# We Have It All Tore Apart, What Now? Leak..



## 2yorkiesmom (Mar 16, 2016)

this is what was behind the leak that the guys said he fixed.. :O

we now have the front end tore out to the frame. What a MESS! Any advice before my husband moves forward?? lol


----------



## 2yorkiesmom (Mar 16, 2016)

we couldnt stand the thought of all that under there! even if the floor was solid, leak was stopped, we KNEW what was there, so out it came lol
I have no doubt he can build it back, just wondering what to do about the lamination, what to put inside to stick it to lol


----------



## Leedek (Nov 28, 2010)

It will be better than new when he's done! thumbleft I did something similar in a Prowler I had before my Outback.
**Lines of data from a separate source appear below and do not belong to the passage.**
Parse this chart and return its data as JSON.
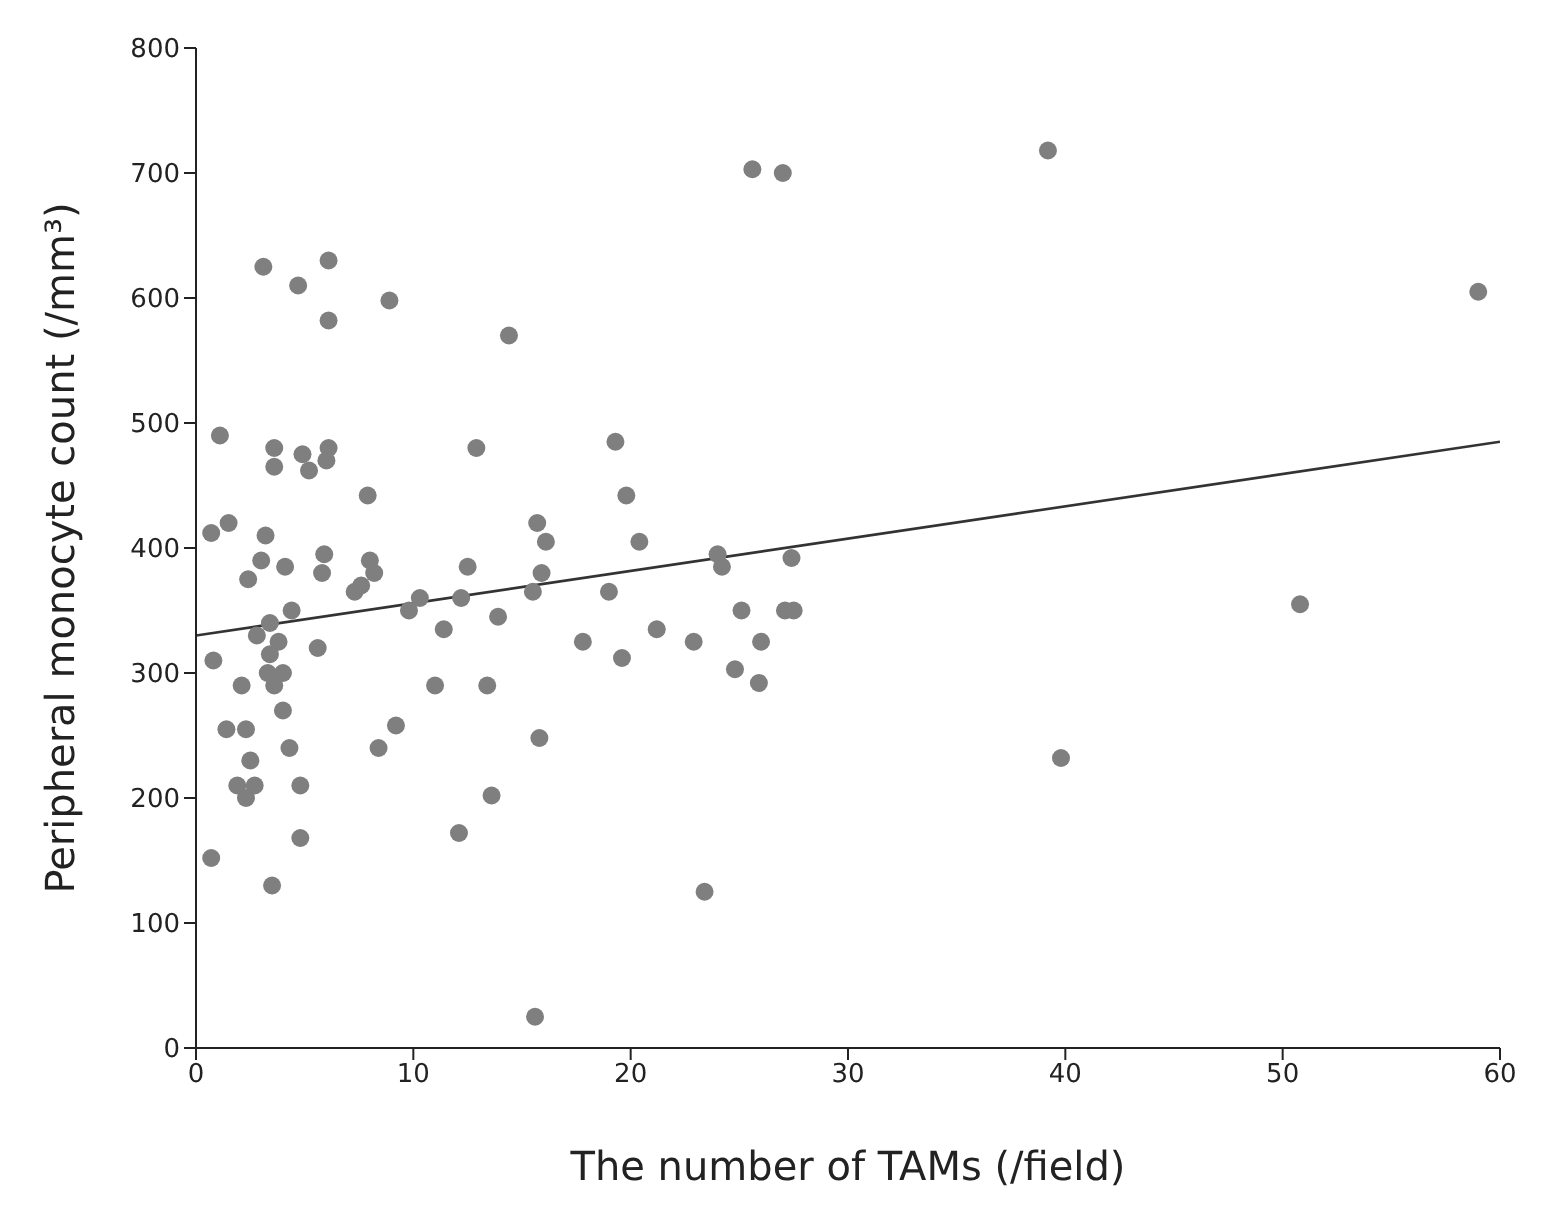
{
  "chart_data": {
    "type": "scatter",
    "xlabel": "The number of TAMs (/field)",
    "ylabel": "Peripheral monocyte count (/mm³)",
    "xlim": [
      0,
      60
    ],
    "xticks": [
      0,
      10,
      20,
      30,
      40,
      50,
      60
    ],
    "ylim": [
      0,
      800
    ],
    "yticks": [
      0,
      100,
      200,
      300,
      400,
      500,
      600,
      700,
      800
    ],
    "grid": false,
    "legend": false,
    "marker": "circle",
    "series": [
      {
        "color": "#7f7f7f",
        "x": [
          0.7,
          0.8,
          0.7,
          1.1,
          1.4,
          1.5,
          1.9,
          2.1,
          2.3,
          2.3,
          2.4,
          2.5,
          2.7,
          2.8,
          3,
          3.1,
          3.2,
          3.3,
          3.4,
          3.4,
          3.5,
          3.6,
          3.6,
          3.6,
          3.8,
          4,
          4,
          4.1,
          4.3,
          4.4,
          4.7,
          4.8,
          4.8,
          4.9,
          5.2,
          5.6,
          5.8,
          5.9,
          6,
          6.1,
          6.1,
          6.1,
          7.3,
          7.6,
          7.9,
          8,
          8.2,
          8.4,
          8.9,
          9.2,
          9.8,
          10.3,
          11,
          11.4,
          12.1,
          12.2,
          12.5,
          12.9,
          13.4,
          13.6,
          13.9,
          14.4,
          15.5,
          15.6,
          15.7,
          15.8,
          15.9,
          16.1,
          17.8,
          19,
          19.3,
          19.6,
          19.8,
          20.4,
          21.2,
          22.9,
          23.4,
          24,
          24.2,
          24.8,
          25.1,
          25.6,
          25.9,
          26,
          27,
          27.1,
          27.4,
          27.5,
          39.2,
          39.8,
          50.8,
          59
        ],
        "values": [
          152,
          310,
          412,
          490,
          255,
          420,
          210,
          290,
          200,
          255,
          375,
          230,
          210,
          330,
          390,
          625,
          410,
          300,
          340,
          315,
          130,
          290,
          480,
          465,
          325,
          300,
          270,
          385,
          240,
          350,
          610,
          210,
          168,
          475,
          462,
          320,
          380,
          395,
          470,
          480,
          630,
          582,
          365,
          370,
          442,
          390,
          380,
          240,
          598,
          258,
          350,
          360,
          290,
          335,
          172,
          360,
          385,
          480,
          290,
          202,
          345,
          570,
          365,
          25,
          420,
          248,
          380,
          405,
          325,
          365,
          485,
          312,
          442,
          405,
          335,
          325,
          125,
          395,
          385,
          303,
          350,
          703,
          292,
          325,
          700,
          350,
          392,
          350,
          718,
          232,
          355,
          605
        ]
      },
      {
        "type": "line",
        "color": "#333333",
        "marker": "none",
        "line_style": "solid",
        "x": [
          0,
          60
        ],
        "values": [
          330,
          485
        ]
      }
    ]
  }
}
It also had a front end leak that got by the original owner. It looked very much like yours does when I got through tearing it apart. My DW thought I was crazy... not too unusual in my case.

I had a concern for mold spores so I got busy with a little bleach solution. I let the whole thing dry well by fan and controlled temperature. I seem to remember about three days of heated trailer with an free standing fan blowing. I finally decided that Kiltz painted on any porous surface was in order. I did use rigid foam insulation held in place with construction adhesive and found some paneling at Lowes that my wife liked.

I only had the trailer for a year or so prior to selling it and getting my Outback. The new owner asked questions and I explained what I'd done. He pressed on the panels and liked the solid feel. He purchased and I felt confident he was getting a good older trailer. I with Robert and your husband, i can't get that feeling of "What if?" out of my head. Good luck on the fix. Let's see the result when you're done!

Leigh


----------



## 2yorkiesmom (Mar 16, 2016)

thanks guys, its a good thing he is handy, cause poor and unhandy dont go together lol, I'd love to just say heck with it, but gotta do whats in the budget  
the sides have delamination, but we havent found leaks yet, praying we DONT lol


----------



## Leedek (Nov 28, 2010)

So how goes the repair? Haven't heard from you so thought I'd ask. Hope you're on track to go for that last camping trip.

Leigh


----------